A morte de um jovem fotógrafo no Cairo

Por Diogo Bercito
O fotógrafo Ahmed Samir Assem, 26, morto no cairo. Crédito Arquivo Pessoal (Facebook)

Eu li a notícia sem prestar atenção. Em meio aos relatos de um massacre durante a madrugada, e entre tanta informação desencontrada durante os dias que se seguiram ao golpe militar egípcio, não me interessei de imediato pela história do jovem fotógrafo que supostamente filmou a própria morte, no Cairo.

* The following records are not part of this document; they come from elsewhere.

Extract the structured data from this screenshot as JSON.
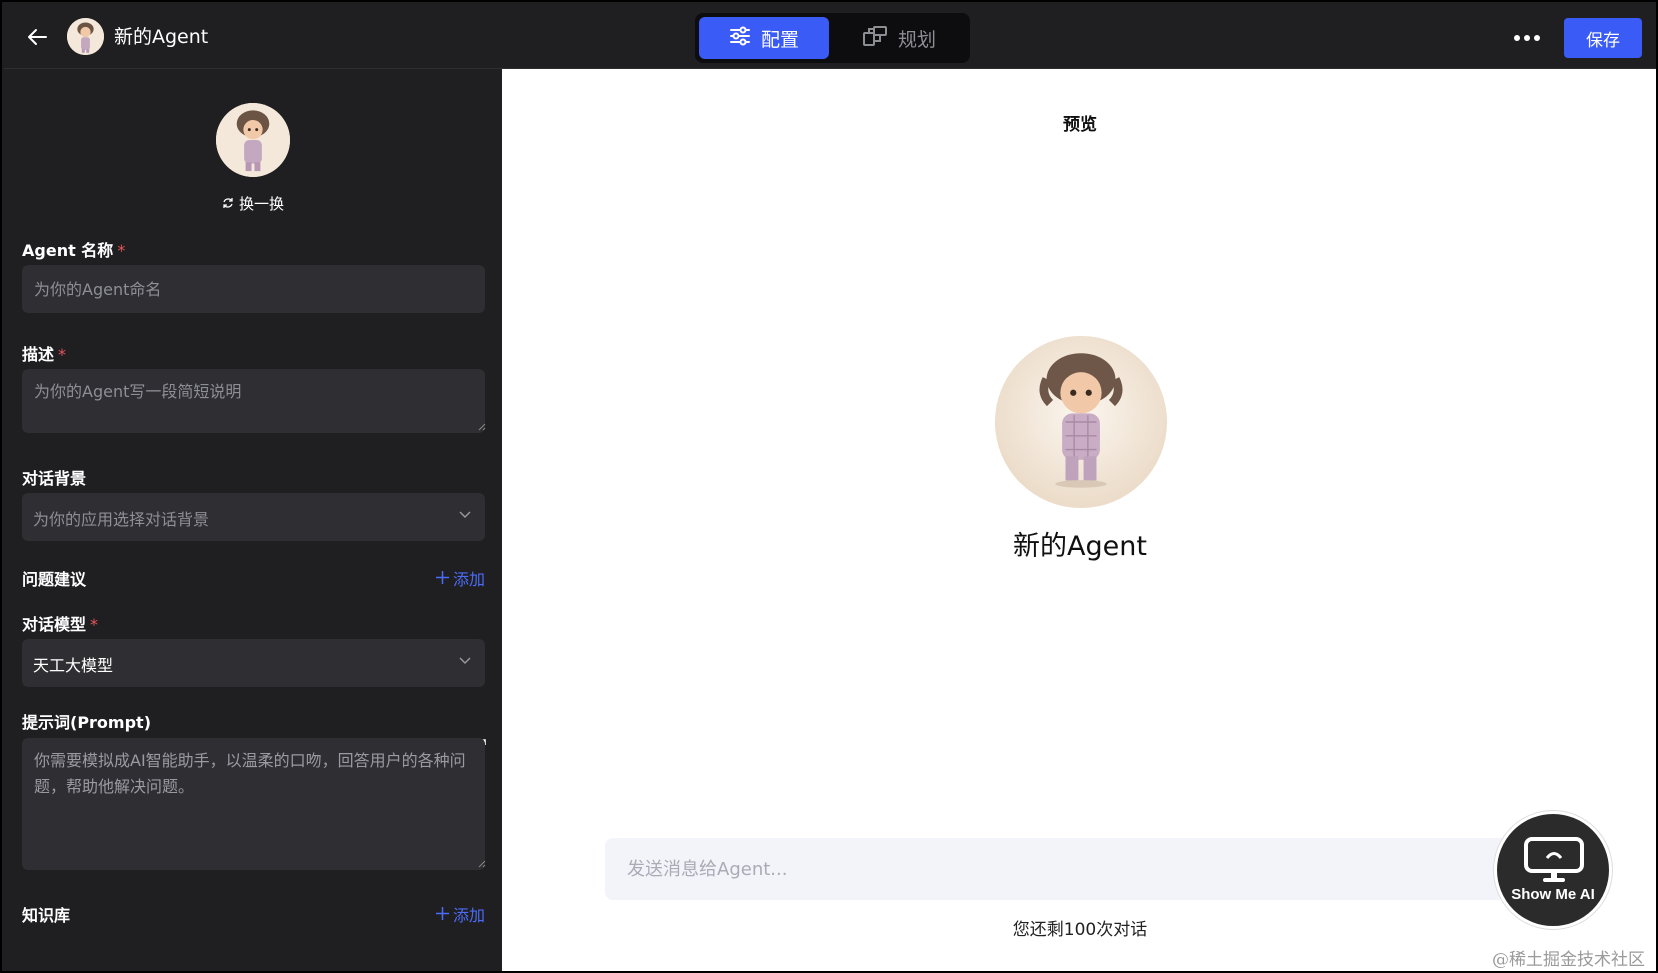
{
  "header": {
    "title": "新的Agent",
    "tabs": [
      {
        "label": "配置",
        "active": true,
        "icon": "sliders-icon"
      },
      {
        "label": "规划",
        "active": false,
        "icon": "flow-icon"
      }
    ],
    "save_label": "保存",
    "accent_color": "#3b5bf7"
  },
  "form": {
    "swap_label": "换一换",
    "name": {
      "label": "Agent 名称",
      "required": "*",
      "placeholder": "为你的Agent命名"
    },
    "description": {
      "label": "描述",
      "required": "*",
      "placeholder": "为你的Agent写一段简短说明"
    },
    "background": {
      "label": "对话背景",
      "placeholder": "为你的应用选择对话背景"
    },
    "suggestions": {
      "label": "问题建议",
      "add_label": "添加"
    },
    "model": {
      "label": "对话模型",
      "required": "*",
      "value": "天工大模型"
    },
    "prompt": {
      "label": "提示词(Prompt)",
      "value": "你需要模拟成AI智能助手，以温柔的口吻，回答用户的各种问题，帮助他解决问题。"
    },
    "knowledge": {
      "label": "知识库",
      "add_label": "添加"
    }
  },
  "preview": {
    "title": "预览",
    "agent_name": "新的Agent",
    "message_placeholder": "发送消息给Agent...",
    "remaining": "您还剩100次对话"
  },
  "watermark": {
    "logo_text": "Show Me AI",
    "credit": "@稀土掘金技术社区"
  }
}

Até que, ontem, um amigo me enviou uma mensagem –“Você viu que o Ahmed morreu?”.

Embaixo do texto, um link (clique aqui, se quiser ler). O subtítulo da reportagem, “Ahmed Samir Assem fez a imagem mais emblemática de um país mergulhado no caos”.

“Ahmed” é um nome comum no mundo árabe. É uma variante de “Muhammad”, de “Mahmud”. “Samir”, “Assem”, nada disso me dizia nada. Mas a foto do rapaz, sorrindo à câmera –reconheci o jovem de 26 anos que encontrei, por meio de um amigo brasileiro em comum, nas ruas de Nasr City, no Cairo. E descobri que ele estava morto.

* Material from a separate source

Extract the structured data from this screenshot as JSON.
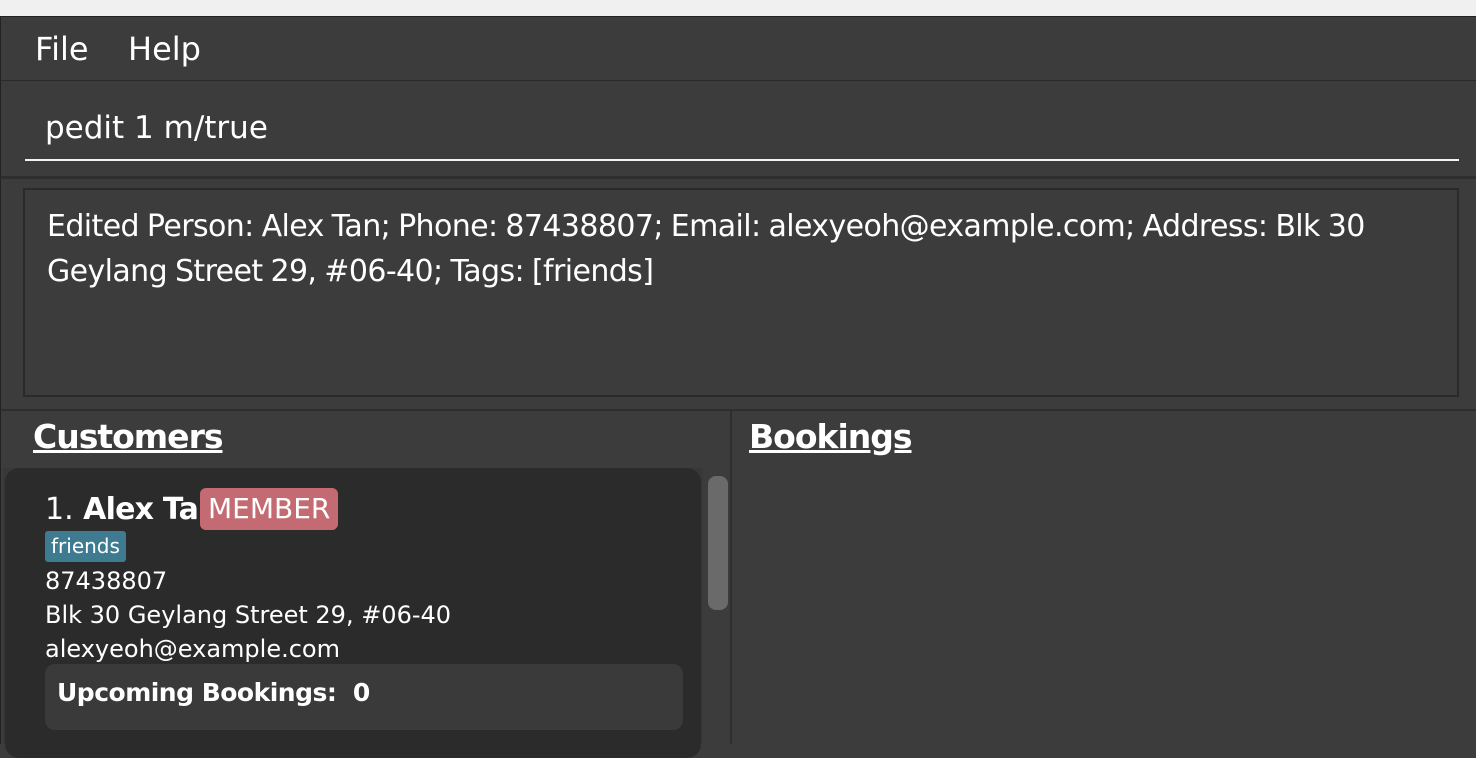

Ahmed era um militante islamita. Ele me levou até a mesquita de Rabia al-Adawiyah, onde os simpatizantes do presidente deposto Mohammed Mursi se aquartelavam, e me apresentou às lideranças da Irmandade Muçulmana. Delicado e atencioso, o rapaz queria que eu entendesse o objetivo da resistência islamita. Devo a ele a semana que passei ali, durante as manifestações diárias. Os leitores da Folha também devem alguma coisa a Ahmed, caso tenham lido minhas entrevistas com Gehad el-Haddad, Mohamed Beltagy e outras lideranças do movimento.

O garoto foi um dos 51 mortos na madrugada do dia 8, quando o Exército do Egito disparou contra manifestantes diante da Guarda Republicana, onde se acredita que Mursi esteja detido. Ahmed filmava um franco-atirador disparando na multidão –até que o soldado apontou para ele, e a câmera se desligou.

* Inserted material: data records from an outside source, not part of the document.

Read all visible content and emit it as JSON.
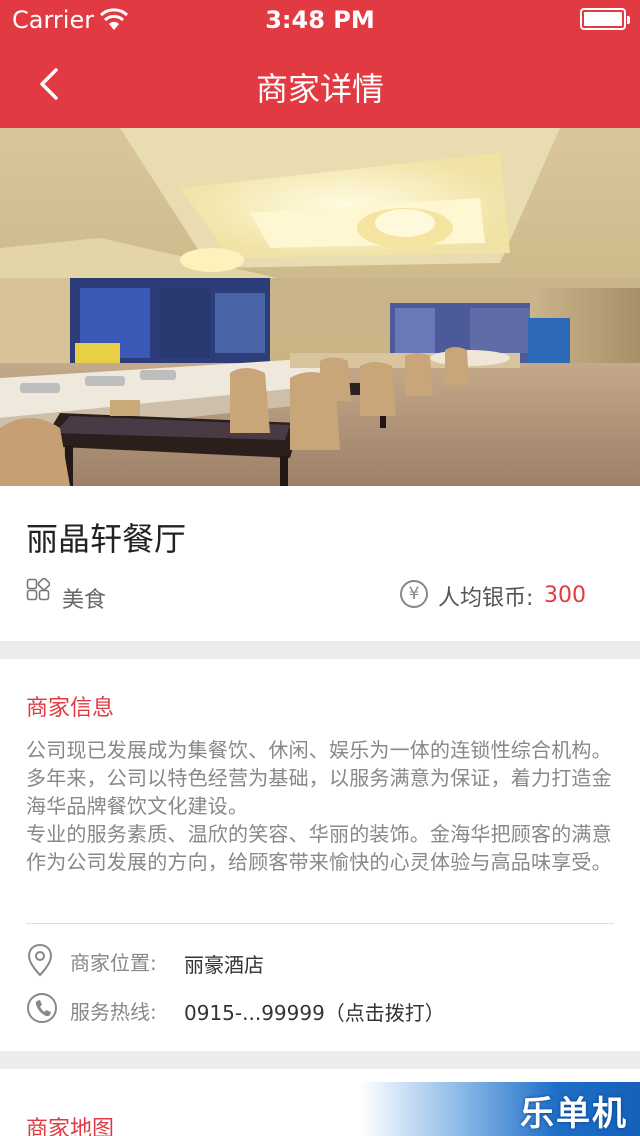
{
  "status_bar": {
    "carrier": "Carrier",
    "time": "3:48 PM"
  },
  "nav": {
    "title": "商家详情",
    "back_icon": "chevron-left-icon"
  },
  "banner": {
    "slides": 2,
    "active_index": 0
  },
  "shop": {
    "name": "丽晶轩餐厅",
    "category": "美食",
    "avg_label": "人均银币:",
    "avg_value": "300",
    "coin_symbol": "¥"
  },
  "info": {
    "section_title": "商家信息",
    "paragraphs": [
      "公司现已发展成为集餐饮、休闲、娱乐为一体的连锁性综合机构。多年来，公司以特色经营为基础，以服务满意为保证，着力打造金海华品牌餐饮文化建设。",
      "专业的服务素质、温欣的笑容、华丽的装饰。金海华把顾客的满意作为公司发展的方向，给顾客带来愉快的心灵体验与高品味享受。"
    ],
    "location_label": "商家位置:",
    "location_value": "丽豪酒店",
    "hotline_label": "服务热线:",
    "hotline_value": "0915-...99999（点击拨打）"
  },
  "map": {
    "section_title": "商家地图"
  },
  "watermark": "乐单机",
  "colors": {
    "accent": "#e23a42",
    "background": "#ececec"
  }
}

Ahmed, que estudava comunicação na Universidade do Cairo, trabalhava para o jornal Al-Huria wa al-Adala, ligado ao braço político da Irmandade Muçulmana. Um amigo em comum me diz que o rapaz mudou drasticamente, nos últimos anos. Um colega que esteve comigo no Cairo me lembra que Ahmed nos disse, em uma tarde qualquer daqueles dias de golpe, que queria ser um mártir na luta pela restituição do governo Mursi.

Alguém me diz, ironicamente, que ele realizou seu objetivo. Mas, do pouco que eu conhecia o jovem Ahmed, não imagino que ele pudesse querer ter encerrado seus 26 anos com um tiro na testa, deitado na poeira de uma rua cairota.